3. Gleichstellung der Reparateure

Um die lokale Wirtschaft zu fördern und einer Monopolbildung entgegenzuwirken, sollen Eigenreparateure, Reparaturinitiativen, sowie unabhängige Reparaturwerkstätten den vom Hersteller autorisierten Reparaturwerkstätten gleichgestellt werden. Ähnlich wie in der Kfz-Branche soll der Hersteller dazu allen Parteien dieselben Ersatzteile, Werkzeuge, Software und Informationen zur Verfügung stellen. 

“Ein herstellerunabhängiges Recht auf Reparatur für alle muss sicherstellen, dass Verbraucher*innen selber entscheiden können, ob und unter welchen Bedingungen sie ein Produkt reparieren (lassen) möchten – unabhängig von den Interessen des Herstellers.
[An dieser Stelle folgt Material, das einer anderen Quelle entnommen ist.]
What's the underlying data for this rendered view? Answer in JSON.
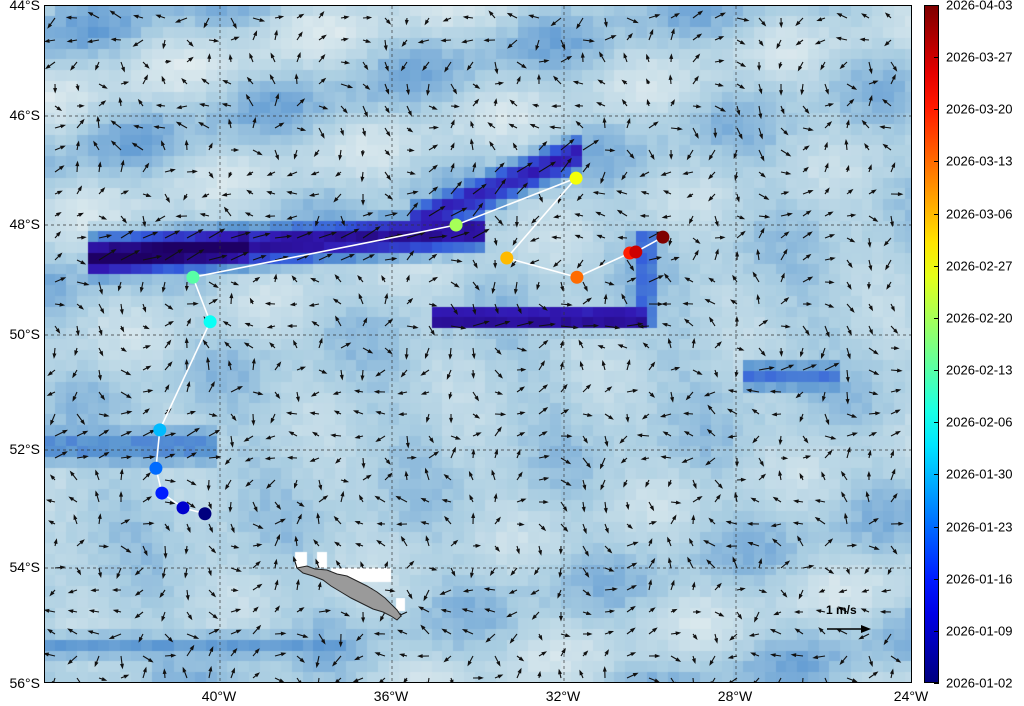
{
  "map": {
    "lon_ticks": [
      "40°W",
      "36°W",
      "32°W",
      "28°W",
      "24°W"
    ],
    "lat_ticks": [
      "44°S",
      "46°S",
      "48°S",
      "50°S",
      "52°S",
      "54°S",
      "56°S"
    ],
    "extent": {
      "lon": [
        -44,
        -24
      ],
      "lat": [
        -56,
        -44
      ]
    },
    "background": "surface current speed (blue shading) with current vectors",
    "land": "South Georgia",
    "land_color": "#9a9a9a",
    "track_line_color": "#ffffff",
    "scale_vector_label": "1 m/s"
  },
  "track": [
    {
      "date": "2026-01-02",
      "lon": -40.35,
      "lat": -53.08
    },
    {
      "date": "2026-01-09",
      "lon": -40.86,
      "lat": -52.98
    },
    {
      "date": "2026-01-16",
      "lon": -41.35,
      "lat": -52.73
    },
    {
      "date": "2026-01-23",
      "lon": -41.49,
      "lat": -52.31
    },
    {
      "date": "2026-01-30",
      "lon": -41.4,
      "lat": -51.65
    },
    {
      "date": "2026-02-06",
      "lon": -40.23,
      "lat": -49.76
    },
    {
      "date": "2026-02-13",
      "lon": -40.63,
      "lat": -48.95
    },
    {
      "date": "2026-02-20",
      "lon": -34.51,
      "lat": -48.0
    },
    {
      "date": "2026-02-27",
      "lon": -31.72,
      "lat": -47.14
    },
    {
      "date": "2026-03-06",
      "lon": -33.33,
      "lat": -48.6
    },
    {
      "date": "2026-03-13",
      "lon": -31.7,
      "lat": -48.95
    },
    {
      "date": "2026-03-20",
      "lon": -30.47,
      "lat": -48.51
    },
    {
      "date": "2026-03-27",
      "lon": -30.33,
      "lat": -48.49
    },
    {
      "date": "2026-04-03",
      "lon": -29.7,
      "lat": -48.22
    }
  ],
  "colorbar": {
    "colormap": "jet",
    "range": [
      "2026-01-02",
      "2026-04-03"
    ],
    "ticks": [
      "2026-04-03",
      "2026-03-27",
      "2026-03-20",
      "2026-03-13",
      "2026-03-06",
      "2026-02-27",
      "2026-02-20",
      "2026-02-13",
      "2026-02-06",
      "2026-01-30",
      "2026-01-23",
      "2026-01-16",
      "2026-01-09",
      "2026-01-02"
    ]
  }
}
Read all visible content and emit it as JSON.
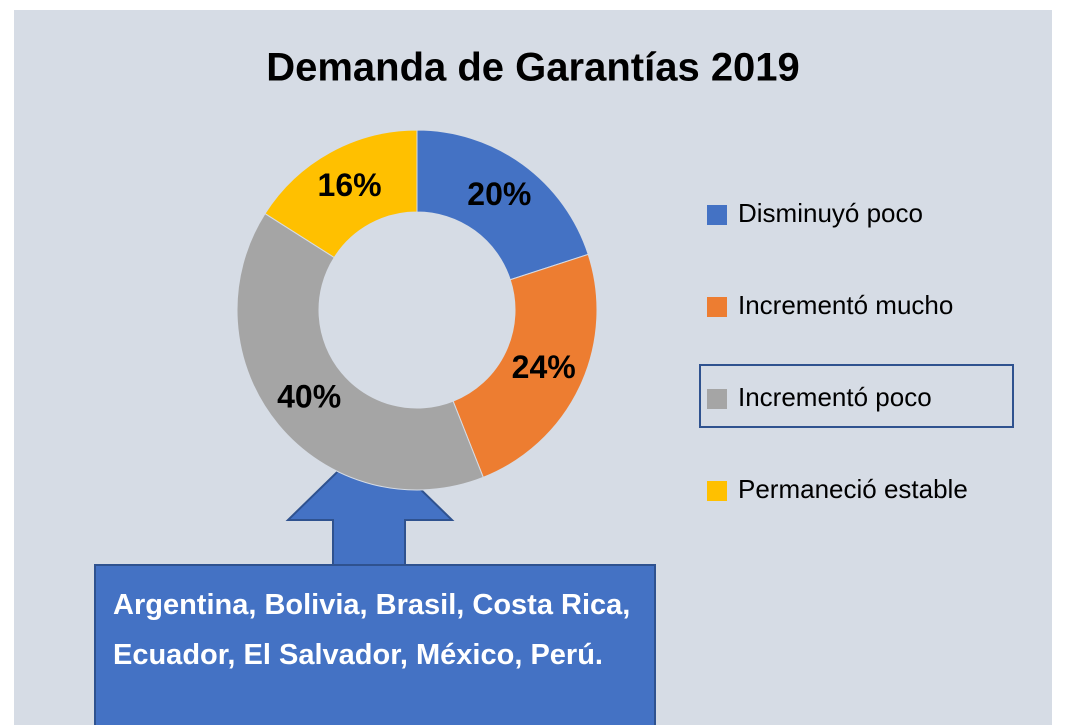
{
  "chart_data": {
    "type": "pie",
    "title": "Demanda de Garantías 2019",
    "categories": [
      "Disminuyó poco",
      "Incrementó mucho",
      "Incrementó poco",
      "Permaneció estable"
    ],
    "values": [
      20,
      24,
      40,
      16
    ],
    "value_labels": [
      "20%",
      "24%",
      "40%",
      "16%"
    ],
    "colors": [
      "#4472c4",
      "#ed7d31",
      "#a5a5a5",
      "#ffc000"
    ],
    "annotation": "Argentina, Bolivia, Brasil, Costa Rica, Ecuador, El Salvador, México, Perú."
  }
}
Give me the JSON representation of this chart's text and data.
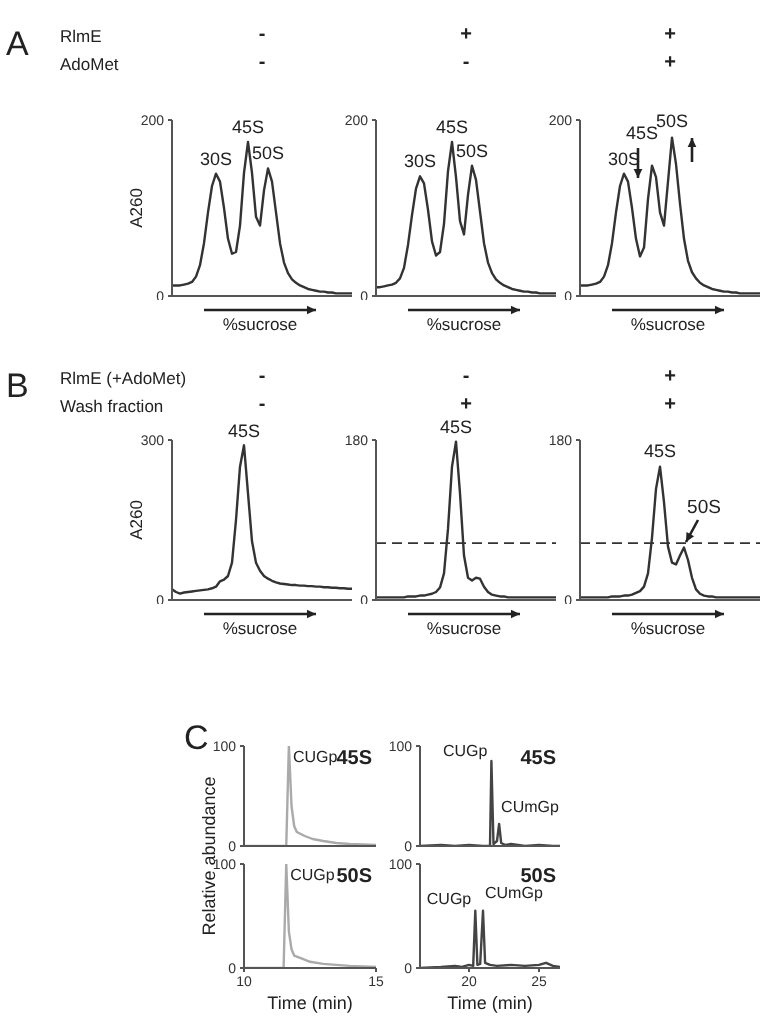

Das würde bedeuten, dass alle Produkte reparierbar gestaltet sind, Verbraucher*innen und Reparateure Ersatzteile und Reparaturinformationen zu angemessenen Preisen erhalten und Software langfristig mit Sicherheitsupdates versorgt wird.”

Runder Tisch Reparatur e. V.

Warum ist ein Recht auf Reparatur wichtig?

Um unserer Wegwerfmentalität und den Monopolstrukturen großer Hersteller entgegenzuwirken, ist ein rechtlicher Rahmen nötig. Gerade deshalb ist ein Recht auf Reparatur mit klaren Vorgaben und Maßnahmen so wichtig! So setzt sich u. a. das europäische Bündnis Right to Repair für die europaweite Durchsetzung des Rechts ein.

Weil viele nicht mehr auf die Politik warten wollen, bis sich etwas verändert, entstehen aber auch auf lokaler Ebene seit einigen Jahren immer mehr Reparaturinitiativen, und Repair Cafés. In einem anderen Blogartikel haben wir dir zusammengefasst, wie du auch ohne Reparatur die Lebenszeit deines Smartphones verlängern, und so Elektroschrott vermeiden kannst.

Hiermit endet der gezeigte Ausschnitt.